A total of 328 forms were completed. 80.5% of all homeopathic undergraduate students admitted prescribing homeopathic medicines independently and 40.5% said that they did this 2-3 times a year. The most common reasons for this activity were ‘urgency of the problem’ (35.2%), ‘previous experience with same kind of illness’ (31.8%), and ‘the problem too trivial to go to a doctor’ (25.8%). About 63.4% of the students thought that it was alright to independently diagnose an illness, while 51.2% thought that it was alright for them to prescribe medicines to others. Common conditions encountered were fever, indigestion, and injury. Prescription by students gradually increased with academic years of homeopathic schools. Many students thought it was alright for students to diagnose and treat illnesses.
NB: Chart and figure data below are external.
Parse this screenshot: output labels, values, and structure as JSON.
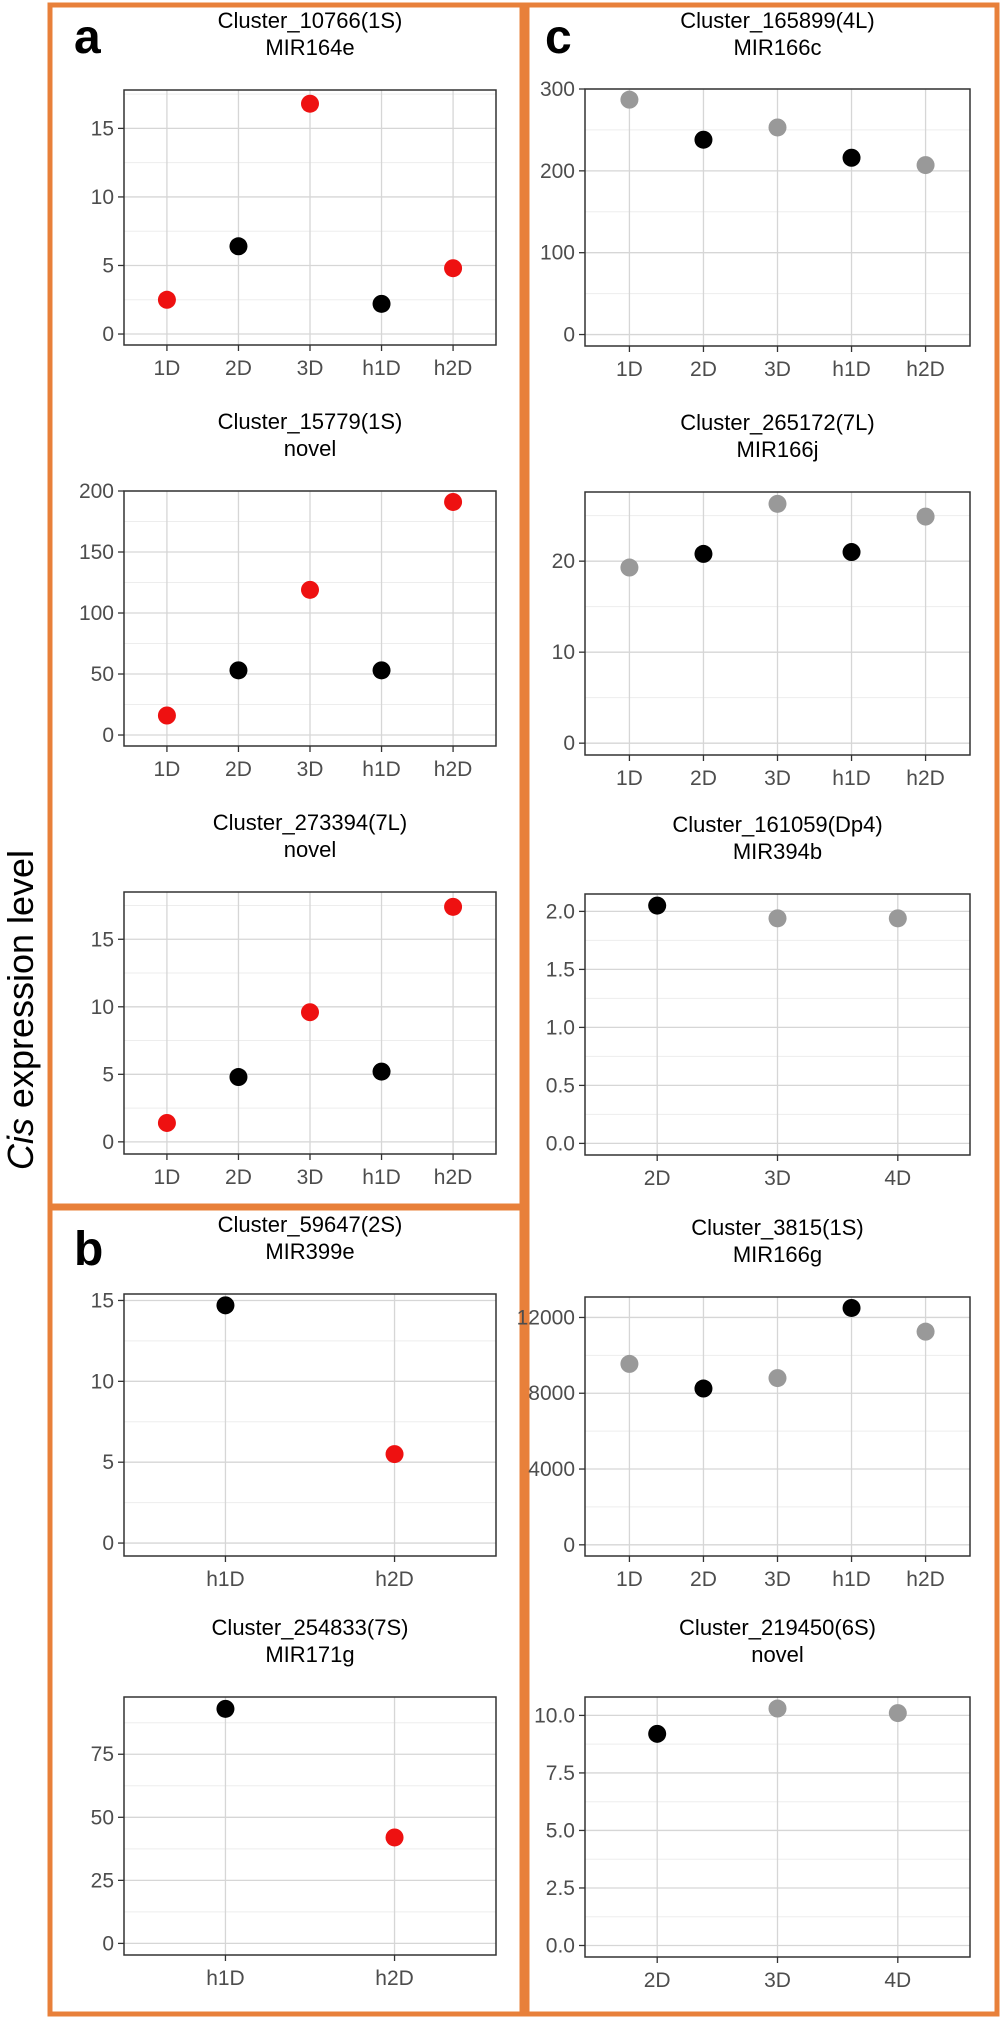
{
  "y_axis_label_italic": "Cis",
  "y_axis_label_rest": " expression level",
  "colors": {
    "frame": "#E8803A",
    "red": "#EE1111",
    "black": "#000000",
    "grey": "#999999",
    "grid_major": "#D6D6D6",
    "grid_minor": "#EDEDED"
  },
  "panels": [
    {
      "label": "a"
    },
    {
      "label": "b"
    },
    {
      "label": "c"
    }
  ],
  "chart_data": [
    {
      "type": "scatter",
      "panel": "a",
      "title": "Cluster_10766(1S)",
      "subtitle": "MIR164e",
      "categories": [
        "1D",
        "2D",
        "3D",
        "h1D",
        "h2D"
      ],
      "values": [
        2.5,
        6.4,
        16.8,
        2.2,
        4.8
      ],
      "point_colors": [
        "red",
        "black",
        "red",
        "black",
        "red"
      ],
      "ylim": [
        -0.8,
        17.8
      ],
      "yticks": [
        0,
        5,
        10,
        15
      ],
      "yticklabels": [
        "0",
        "5",
        "10",
        "15"
      ]
    },
    {
      "type": "scatter",
      "panel": "a",
      "title": "Cluster_15779(1S)",
      "subtitle": "novel",
      "categories": [
        "1D",
        "2D",
        "3D",
        "h1D",
        "h2D"
      ],
      "values": [
        16,
        53,
        119,
        53,
        191
      ],
      "point_colors": [
        "red",
        "black",
        "red",
        "black",
        "red"
      ],
      "ylim": [
        -9,
        200
      ],
      "yticks": [
        0,
        50,
        100,
        150,
        200
      ],
      "yticklabels": [
        "0",
        "50",
        "100",
        "150",
        "200"
      ]
    },
    {
      "type": "scatter",
      "panel": "a",
      "title": "Cluster_273394(7L)",
      "subtitle": "novel",
      "categories": [
        "1D",
        "2D",
        "3D",
        "h1D",
        "h2D"
      ],
      "values": [
        1.4,
        4.8,
        9.6,
        5.2,
        17.4
      ],
      "point_colors": [
        "red",
        "black",
        "red",
        "black",
        "red"
      ],
      "ylim": [
        -0.9,
        18.5
      ],
      "yticks": [
        0,
        5,
        10,
        15
      ],
      "yticklabels": [
        "0",
        "5",
        "10",
        "15"
      ]
    },
    {
      "type": "scatter",
      "panel": "b",
      "title": "Cluster_59647(2S)",
      "subtitle": "MIR399e",
      "categories": [
        "h1D",
        "h2D"
      ],
      "values": [
        14.7,
        5.5
      ],
      "point_colors": [
        "black",
        "red"
      ],
      "ylim": [
        -0.8,
        15.4
      ],
      "yticks": [
        0,
        5,
        10,
        15
      ],
      "yticklabels": [
        "0",
        "5",
        "10",
        "15"
      ]
    },
    {
      "type": "scatter",
      "panel": "b",
      "title": "Cluster_254833(7S)",
      "subtitle": "MIR171g",
      "categories": [
        "h1D",
        "h2D"
      ],
      "values": [
        93,
        42
      ],
      "point_colors": [
        "black",
        "red"
      ],
      "ylim": [
        -4.6,
        97.7
      ],
      "yticks": [
        0,
        25,
        50,
        75
      ],
      "yticklabels": [
        "0",
        "25",
        "50",
        "75"
      ]
    },
    {
      "type": "scatter",
      "panel": "c",
      "title": "Cluster_165899(4L)",
      "subtitle": "MIR166c",
      "categories": [
        "1D",
        "2D",
        "3D",
        "h1D",
        "h2D"
      ],
      "values": [
        287,
        238,
        253,
        216,
        207
      ],
      "point_colors": [
        "grey",
        "black",
        "grey",
        "black",
        "grey"
      ],
      "ylim": [
        -14,
        300
      ],
      "yticks": [
        0,
        100,
        200,
        300
      ],
      "yticklabels": [
        "0",
        "100",
        "200",
        "300"
      ]
    },
    {
      "type": "scatter",
      "panel": "c",
      "title": "Cluster_265172(7L)",
      "subtitle": "MIR166j",
      "categories": [
        "1D",
        "2D",
        "3D",
        "h1D",
        "h2D"
      ],
      "values": [
        19.3,
        20.8,
        26.3,
        21.0,
        24.9
      ],
      "point_colors": [
        "grey",
        "black",
        "grey",
        "black",
        "grey"
      ],
      "ylim": [
        -1.3,
        27.6
      ],
      "yticks": [
        0,
        10,
        20
      ],
      "yticklabels": [
        "0",
        "10",
        "20"
      ]
    },
    {
      "type": "scatter",
      "panel": "c",
      "title": "Cluster_161059(Dp4)",
      "subtitle": "MIR394b",
      "categories": [
        "2D",
        "3D",
        "4D"
      ],
      "values": [
        2.05,
        1.94,
        1.94
      ],
      "point_colors": [
        "black",
        "grey",
        "grey"
      ],
      "ylim": [
        -0.1,
        2.15
      ],
      "yticks": [
        0,
        0.5,
        1.0,
        1.5,
        2.0
      ],
      "yticklabels": [
        "0.0",
        "0.5",
        "1.0",
        "1.5",
        "2.0"
      ]
    },
    {
      "type": "scatter",
      "panel": "c",
      "title": "Cluster_3815(1S)",
      "subtitle": "MIR166g",
      "categories": [
        "1D",
        "2D",
        "3D",
        "h1D",
        "h2D"
      ],
      "values": [
        9550,
        8250,
        8800,
        12500,
        11250
      ],
      "point_colors": [
        "grey",
        "black",
        "grey",
        "black",
        "grey"
      ],
      "ylim": [
        -590,
        13080
      ],
      "yticks": [
        0,
        4000,
        8000,
        12000
      ],
      "yticklabels": [
        "0",
        "4000",
        "8000",
        "12000"
      ]
    },
    {
      "type": "scatter",
      "panel": "c",
      "title": "Cluster_219450(6S)",
      "subtitle": "novel",
      "categories": [
        "2D",
        "3D",
        "4D"
      ],
      "values": [
        9.2,
        10.3,
        10.1
      ],
      "point_colors": [
        "black",
        "grey",
        "grey"
      ],
      "ylim": [
        -0.5,
        10.8
      ],
      "yticks": [
        0,
        2.5,
        5.0,
        7.5,
        10.0
      ],
      "yticklabels": [
        "0.0",
        "2.5",
        "5.0",
        "7.5",
        "10.0"
      ]
    }
  ]
}
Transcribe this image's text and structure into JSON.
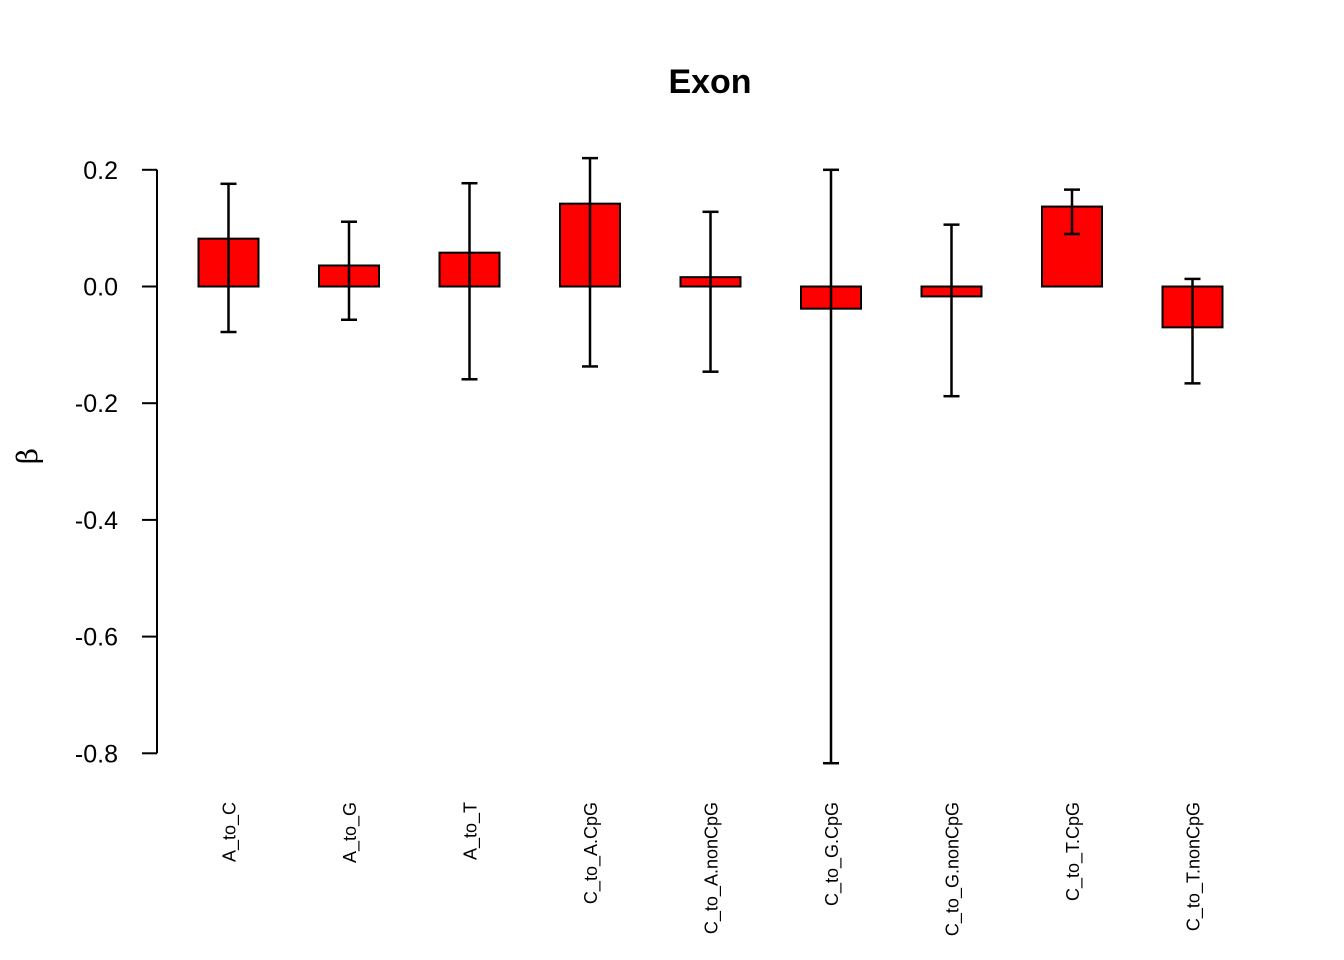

The authors conclude that prescription of medicines by homeopathic undergraduate students is quite rampant and corrective measures are warranted.
It’s hard to know whether to laugh or cry about these findings:
- If you are a homeopath, you ought to be upset to hear that students who are obviously neither fully trained, qualified or licensed already prescribe medicines.
- If you are aware of the fact that homeopathic remedies are pure placebos, you might laugh about all this thinking “who cares?”
- If you are into public health, you will worry that homeopaths are obviously being taught that homeopathic remedies can treat conditions which are considered to be urgent.
- If you are someone who believes that sick people need evidence-based treatments, you might want to change the authors’ conclusion into something like: prescription of medicines by homeopaths is quite rampant and, in the interest of patients, corrective measures are required to stop them.